Though staffing at long-term care homes remains an issue, the head of nursing at Windsor Regional Hospital (WRH) says local hospitals had success with sending healthcare "SWAT" teams into long-term care homes with outbreaks.

"Hospitals put together teams of people that would go into the home with public health and say, 'how can we help?'" said Karen McCullough, chief operating officer and chief nursing executive at WRH. "Literally going top to bottom to see what we could all do together to really prevent the spread ... and to make certain that the staff had what they needed in order to keep the patients and the residents safe."

Karen McCullough, the COO and head of nursing at Windsor Regional Hospital, says health authorities have learned the importance of aggressive, early actions when it comes to long-term care home outbreaks. (Richard Raycraft/CBC)

The teams usually consisted of a public health inspector, an infection control practitioner, and an environmental services team to help with cleaning and housekeeping.

Though the early outbreaks were not a walk in the park for anyone, by June COVID-19 transmission in long-term care had subsided. This gave WRH time to implement a sustainability plan to stay on top of potential LTCH outbreaks, which involves sending an observer into long-term care homes once a month in addition to a weekly phone call. 

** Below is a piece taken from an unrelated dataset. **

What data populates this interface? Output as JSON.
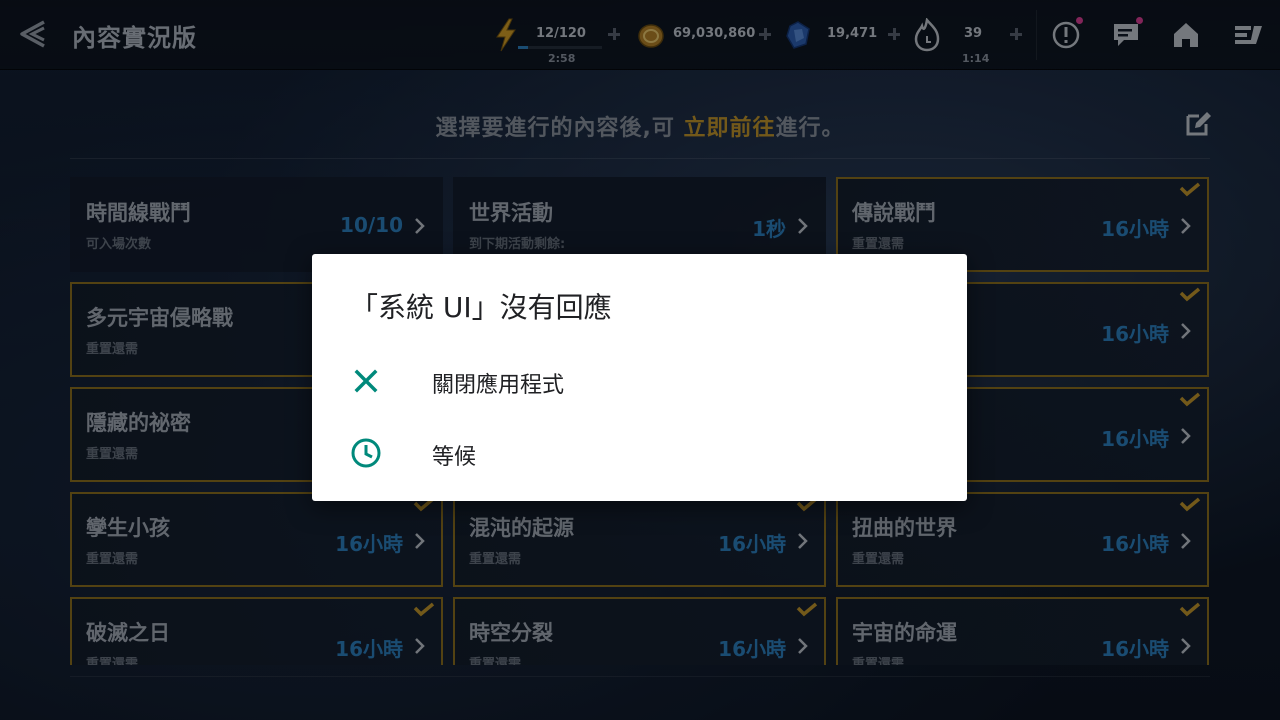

McCullough says the SWAT teams approach teaches an important lesson about controlling the virus' spread.

"I think one of the biggest learnings with COVID in long-term care homes was early, early detection. Prevention, if possible. And if in fact an outbreak situation were to occur, to act rapidly," she said.

"As soon as you can get as many people on the ground as you can to help intervene. So speed is of the essence. And as many as you can get with as much expertise as you have, get them to the site and work together and shut it down the best that you can."